Since then, Messi’s team has said that he didn’t want to stay for another season and had told the club that a month earlier. Paris wasn’t his first choice, but if Barcelona didn’t sign him, Paris could be a good second choice.
He wants to keep playing in Europe so that he can be in Copa America next year. Barca needs to cut their pay bill by €250m (£218m) or bring in that much in new money to be able to sign new players without LaLiga rules getting in the way. If they can’t and stay over their squad spending limit, they have to follow the “40% rule,” which says that to spend £40m, they must first make back £100m.

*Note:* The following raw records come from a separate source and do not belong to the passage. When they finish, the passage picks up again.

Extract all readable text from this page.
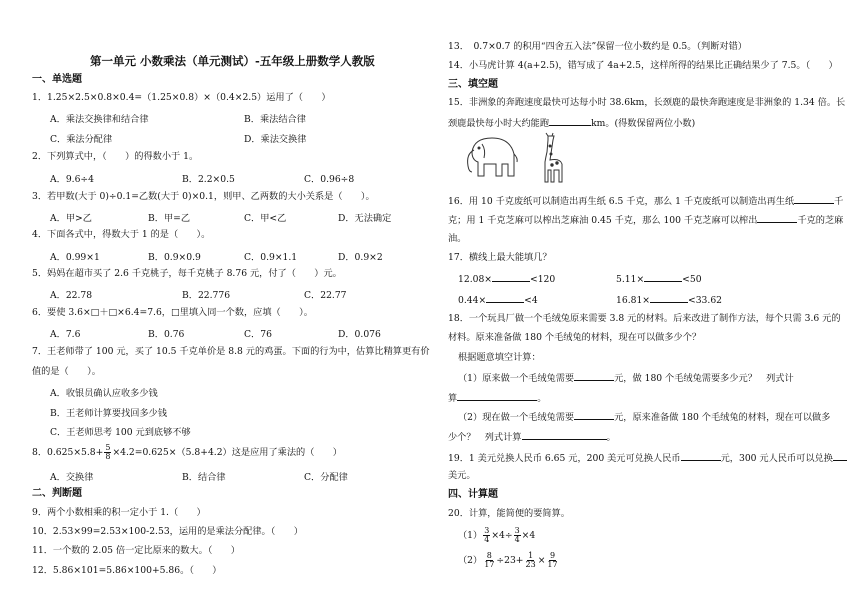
第一单元 小数乘法（单元测试）-五年级上册数学人教版
一、单选题
1．1.25×2.5×0.8×0.4=（1.25×0.8）×（0.4×2.5）运用了（　　）
A．乘法交换律和结合律	B．乘法结合律
C．乘法分配律	D．乘法交换律
2．下列算式中，（　　）的得数小于 1。
A．9.6÷4	B．2.2×0.5	C．0.96÷8
3．若甲数(大于 0)÷0.1=乙数(大于 0)×0.1，则甲、乙两数的大小关系是（　　）。
A．甲>乙	B．甲=乙	C．甲<乙	D．无法确定
4．下面各式中，得数大于 1 的是（　　）。
A．0.99×1	B．0.9×0.9	C．0.9×1.1	D．0.9×2
5．妈妈在超市买了 2.6 千克桃子，每千克桃子 8.76 元，付了（　　）元。
A．22.78	B．22.776	C．22.77
6．要使 3.6×□＋□×6.4=7.6，□里填入同一个数，应填（　　）。
A．7.6	B．0.76	C．76	D．0.076
7．王老师带了 100 元，买了 10.5 千克单价是 8.8 元的鸡蛋。下面的行为中，估算比精算更有价
值的是（　　）。
A．收银员确认应收多少钱
B．王老师计算要找回多少钱
C．王老师思考 100 元到底够不够
8．$0.625\times 5.8+ \frac{5}{8} \times 4.2=0.625\times(5.8+4.2)$这是应用了乘法的（　　）
A．交换律	B．结合律	C．分配律
二、判断题
9．两个小数相乘的积一定小于 1.（　　）
10．2.53×99=2.53×100-2.53，运用的是乘法分配律。（　　）
11．一个数的 2.05 倍一定比原来的数大。（　　）
12．5.86×101=5.86×100+5.86。（　　）
13．　0.7×0.7 的积用“四舍五入法”保留一位小数约是 0.5。（判断对错）
14．小马虎计算 4(a+2.5)，错写成了 4a+2.5，这样所得的结果比正确结果少了 7.5。（　　）
三、填空题
15．非洲象的奔跑速度最快可达每小时 38.6km，长颈鹿的最快奔跑速度是非洲象的 1.34 倍。长
颈鹿最快每小时大约能跑	km。(得数保留两位小数)
16．用 10 千克废纸可以制造出再生纸 6.5 千克，那么 1 千克废纸可以制造出再生纸	千
克；用 1 千克芝麻可以榨出芝麻油 0.45 千克，那么 100 千克芝麻可以榨出	千克的芝麻
油。
17．横线上最大能填几？
12.08×	<120	5.11×	<50
0.44×	<4	16.81×	<33.62
18．一个玩具厂做一个毛绒兔原来需要 3.8 元的材料。后来改进了制作方法，每个只需 3.6 元的
材料。原来准备做 180 个毛绒兔的材料，现在可以做多少个？
根据题意填空计算：
（1）原来做一个毛绒兔需要	元，做 180 个毛绒兔需要多少元？　列式计
算	。
（2）现在做一个毛绒兔需要	元，原来准备做 180 个毛绒兔的材料，现在可以做多
少个？　列式计算	。
19．1 美元兑换人民币 6.65 元，200 美元可兑换人民币	元，300 元人民币可以兑换
美元。
四、计算题
20．计算，能简便的要简算。
$(1) \frac{3}{4} \times 4\div \frac{3}{4} \times 4$
$(2) \frac{8}{17} \div 23+ \frac{1}{23} \times \frac{9}{17}$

Mateu Alemany no longer has to worry about this money puzzle. This week, the club’s head of football went to work for Aston Villa. The 60-year-old is a very well-liked coach who put together the team that only needs two more points to win LaLiga.
His exit seems to be because club president Joan Laporta paid more attention to his agents Jorge Mendes and Pini Zahavi than to him, and because he felt that LaLiga wasn’t going to let Barcelona out of its tight financial situation.
Sources close to Messi say he is willing to play for a small pay just so he can bring his family back to where they live. But LaLiga has told Barcelona that no matter how much they pay him, they will still have to report his salary to them at the market rate, which is about €25 million (£22 million) a season.
Barcelona’s pre-season tour of the US starts on July 19, and they want the deal to be done by then so they can get the money.
The club’s reaction to Alemany’s move to Villa this week was to say that he might finish his unfinished work this summer, even though he was moving to Villa, or that Raphinha’s agent, Deco, might take over. It was hard to decide which idea was better.
Messi is expected to spend at least some of the next two weeks in Barcelona. He won’t be parked outside the Camp Nou like Peter Odemwingie did in 2013 when he was waiting for his move from West Brom to QPR to go through, but he will be looking forward to it in a similar way.
Back in Paris, PSG should win Ligue 1 without him, but the city won’t celebrate with fireworks like they did in Naples when they won the title. A wet sparkler will work better. Messi’s club career in Europe is coming to an end, and it’s beginning to feel like the end of his career.